Soares, Tallinn, and Yudkowsky discuss AGI cognition
This is a collection of follow-up discussions in the wake of Richard Ngo and Eliezer Yudkowsky’s first three conversations (1 and 2, 3).
Color key:
Chat | Google Doc content | Inline comments |
7. Follow-ups to the Ngo/Yudkowsky conversation
Readers who aren’t already familiar with relevant concepts such as ethical injunctions should probably read Ends Don’t Justify Means (Among Humans), along with an introduction to the unilateralist’s curse.
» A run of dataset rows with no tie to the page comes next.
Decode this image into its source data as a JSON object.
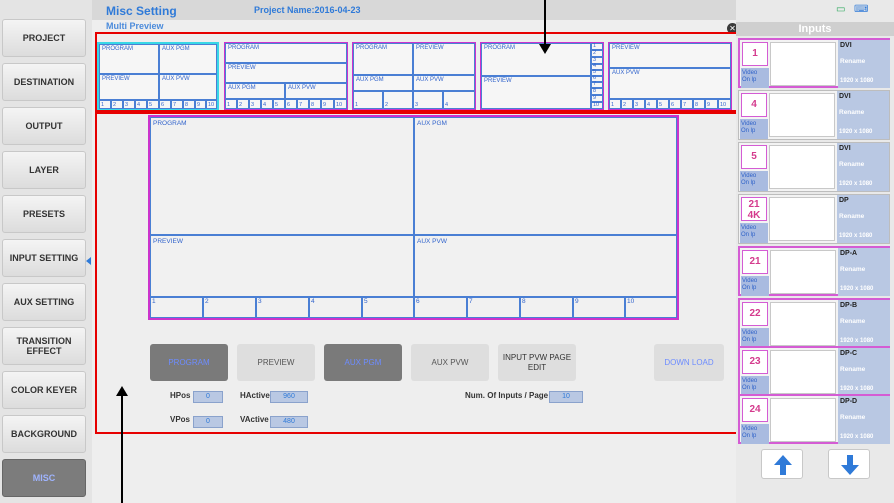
{
  "header": {
    "app_title": "Misc Setting",
    "project_name": "Project Name:2016-04-23",
    "sub_title": "Multi Preview"
  },
  "sidebar": {
    "items": [
      {
        "label": "PROJECT"
      },
      {
        "label": "DESTINATION"
      },
      {
        "label": "OUTPUT"
      },
      {
        "label": "LAYER"
      },
      {
        "label": "PRESETS"
      },
      {
        "label": "INPUT SETTING"
      },
      {
        "label": "AUX SETTING"
      },
      {
        "label": "TRANSITION\nEFFECT"
      },
      {
        "label": "COLOR KEYER"
      },
      {
        "label": "BACKGROUND"
      },
      {
        "label": "MISC"
      }
    ],
    "active": "MISC"
  },
  "presets": [
    {
      "labels": [
        "PROGRAM",
        "AUX PGM",
        "PREVIEW",
        "AUX PVW"
      ],
      "numbers": [
        "1",
        "2",
        "3",
        "4",
        "5",
        "6",
        "7",
        "8",
        "9",
        "10"
      ],
      "selected": true
    },
    {
      "labels": [
        "PROGRAM",
        "PREVIEW",
        "AUX PGM",
        "AUX PVW"
      ],
      "numbers": [
        "1",
        "2",
        "3",
        "4",
        "5",
        "6",
        "7",
        "8",
        "9",
        "10"
      ]
    },
    {
      "labels": [
        "PROGRAM",
        "PREVIEW",
        "AUX PGM",
        "AUX PVW"
      ],
      "numbers": [
        "1",
        "2",
        "3",
        "4"
      ]
    },
    {
      "labels": [
        "PROGRAM",
        "PREVIEW"
      ],
      "numbers": [
        "1",
        "2",
        "3",
        "4",
        "5",
        "6",
        "7",
        "8",
        "9",
        "10"
      ]
    },
    {
      "labels": [
        "PREVIEW",
        "AUX PVW"
      ],
      "numbers": [
        "1",
        "2",
        "3",
        "4",
        "5",
        "6",
        "7",
        "8",
        "9",
        "10"
      ]
    }
  ],
  "editor": {
    "labels": [
      "PROGRAM",
      "AUX PGM",
      "PREVIEW",
      "AUX PVW"
    ],
    "numbers": [
      "1",
      "2",
      "3",
      "4",
      "5",
      "6",
      "7",
      "8",
      "9",
      "10"
    ]
  },
  "buttons": {
    "program": "PROGRAM",
    "preview": "PREVIEW",
    "aux_pgm": "AUX PGM",
    "aux_pvw": "AUX PVW",
    "input_pvw_page_edit": "INPUT PVW PAGE\nEDIT",
    "download": "DOWN LOAD"
  },
  "fields": {
    "hpos_label": "HPos",
    "hpos": "0",
    "vpos_label": "VPos",
    "vpos": "0",
    "hactive_label": "HActive",
    "hactive": "960",
    "vactive_label": "VActive",
    "vactive": "480",
    "inputs_per_page_label": "Num. Of Inputs / Page",
    "inputs_per_page": "10"
  },
  "inputs": {
    "title": "Inputs",
    "cards": [
      {
        "num": "1",
        "status": "Video\nOn lp",
        "type": "DVI",
        "rename": "Rename",
        "res": "1920 x 1080",
        "highlight": true
      },
      {
        "num": "4",
        "status": "Video\nOn lp",
        "type": "DVI",
        "rename": "Rename",
        "res": "1920 x 1080"
      },
      {
        "num": "5",
        "status": "Video\nOn lp",
        "type": "DVI",
        "rename": "Rename",
        "res": "1920 x 1080"
      },
      {
        "num": "21\n4K",
        "status": "Video\nOn lp",
        "type": "DP",
        "rename": "Rename",
        "res": "1920 x 1080"
      },
      {
        "num": "21",
        "status": "Video\nOn lp",
        "type": "DP-A",
        "rename": "Rename",
        "res": "1920 x 1080",
        "highlight": true
      },
      {
        "num": "22",
        "status": "Video\nOn lp",
        "type": "DP-B",
        "rename": "Rename",
        "res": "1920 x 1080",
        "highlight": true
      },
      {
        "num": "23",
        "status": "Video\nOn lp",
        "type": "DP-C",
        "rename": "Rename",
        "res": "1920 x 1080",
        "highlight": true
      },
      {
        "num": "24",
        "status": "Video\nOn lp",
        "type": "DP-D",
        "rename": "Rename",
        "res": "1920 x 1080",
        "highlight": true
      }
    ]
  },
  "icons": {
    "close": "close-icon",
    "scroll_up": "arrow-up-icon",
    "scroll_down": "arrow-down-icon",
    "top_right": [
      "window-icon",
      "keyboard-icon"
    ]
  },
  "colors": {
    "accent": "#2f7ad8",
    "highlight_box": "#e60000",
    "layout_border": "#cc33cc",
    "selected_preset": "#39d7e6"
  }
}
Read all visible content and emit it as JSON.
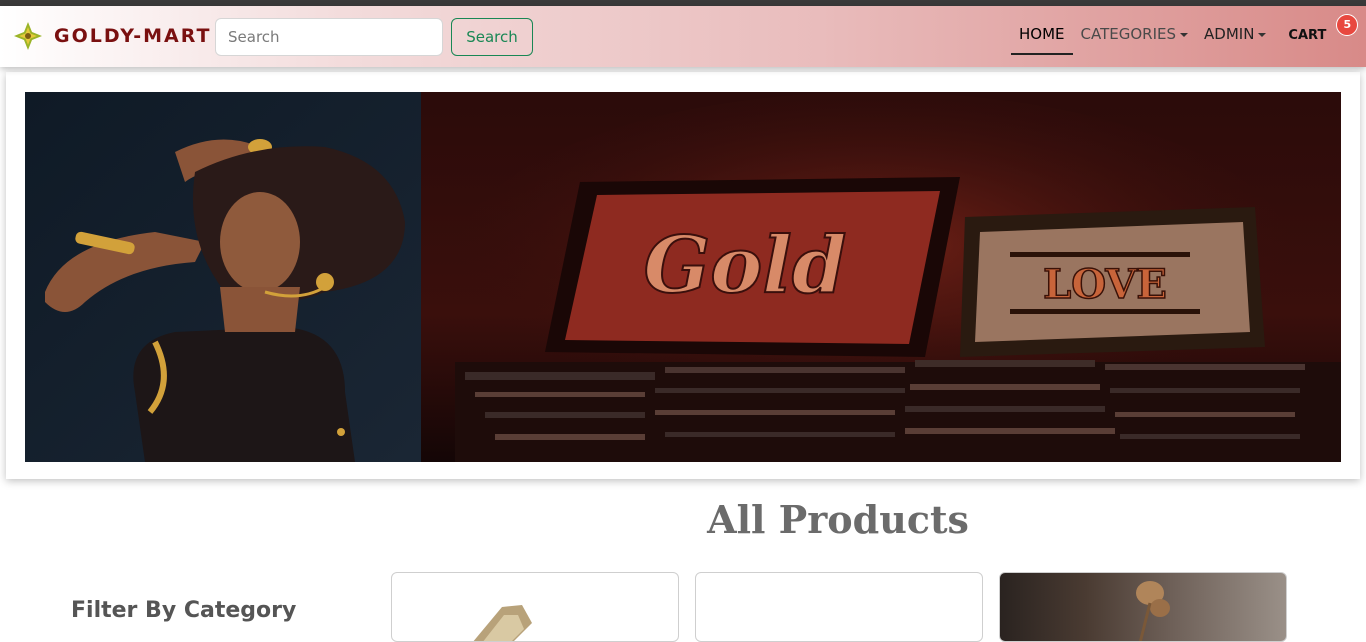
{
  "brand": {
    "name": "GOLDY-MART",
    "logo_icon": "gold-leaf-icon"
  },
  "search": {
    "placeholder": "Search",
    "button_label": "Search"
  },
  "nav": {
    "home": "HOME",
    "categories": "CATEGORIES",
    "admin": "ADMIN",
    "cart": "CART",
    "cart_count": "5"
  },
  "banner": {
    "sign_left": "Gold",
    "sign_right": "LOVE"
  },
  "main": {
    "heading": "All Products"
  },
  "sidebar": {
    "filter_title": "Filter By Category"
  },
  "colors": {
    "brand": "#7a1010",
    "search_button": "#198754",
    "badge": "#e8483f"
  }
}
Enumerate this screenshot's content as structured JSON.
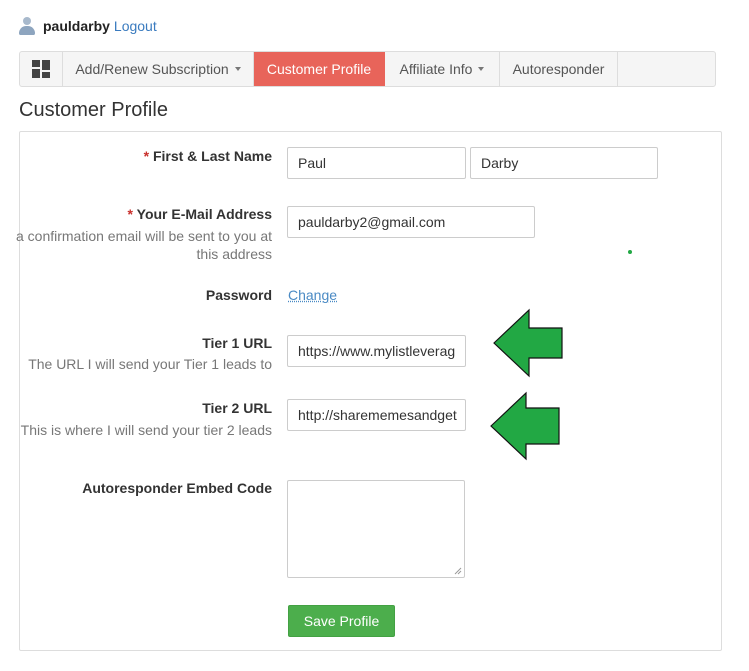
{
  "user": {
    "name": "pauldarby",
    "logout_label": "Logout"
  },
  "nav": {
    "items": [
      {
        "label": "Add/Renew Subscription"
      },
      {
        "label": "Customer Profile"
      },
      {
        "label": "Affiliate Info"
      },
      {
        "label": "Autoresponder"
      }
    ]
  },
  "page": {
    "title": "Customer Profile"
  },
  "form": {
    "required_mark": "*",
    "name": {
      "label": "First & Last Name",
      "first_value": "Paul",
      "last_value": "Darby"
    },
    "email": {
      "label": "Your E-Mail Address",
      "help": "a confirmation email will be sent to you at this address",
      "value": "pauldarby2@gmail.com"
    },
    "password": {
      "label": "Password",
      "link": "Change"
    },
    "tier1": {
      "label": "Tier 1 URL",
      "help": "The URL I will send your Tier 1 leads to",
      "value": "https://www.mylistleverag"
    },
    "tier2": {
      "label": "Tier 2 URL",
      "help": "This is where I will send your tier 2 leads",
      "value": "http://sharememesandget"
    },
    "autoresponder": {
      "label": "Autoresponder Embed Code",
      "value": ""
    },
    "save_label": "Save Profile"
  },
  "colors": {
    "accent": "#e8645a",
    "success": "#4cae4c",
    "arrow": "#22a844",
    "link": "#3a7bbf"
  }
}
7.1. Jaan Tallinn’s commentary
meta
a few meta notes first:
- i’m happy with the below comments being shared further without explicit permission – just make sure you respect the sharing constraints of the discussion that they’re based on;
- there’s a lot of content now in the debate that branches out in multiple directions – i suspect a strong distillation step is needed to make it coherent and publishable;
- the main purpose of this document is to give a datapoint how the debate is coming across to a reader – it’s very probable that i’ve misunderstood some things, but that’s the point;
- i’m also largely using my own terms/metaphors – for additional triangulation.
pit of generality
it feels to me like the main crux is about the topology of the space of cognitive systems in combination with what it implies about takeoff. here’s the way i understand eliezer’s position:
there’s a “pit of generality” attractor in cognitive systems space: once an AI system gets sufficiently close to the edge (“past the atmospheric turbulence layer”), it’s bound to improve in catastrophic manner;
it’s bound to improve in catastrophic manner
I think this is true with quite high probability about an AI that gets high enough, if not otherwise corrigibilized, boosting up to strong superintelligence – this is what it means metaphorically to get “past the atmospheric turbulence layer”.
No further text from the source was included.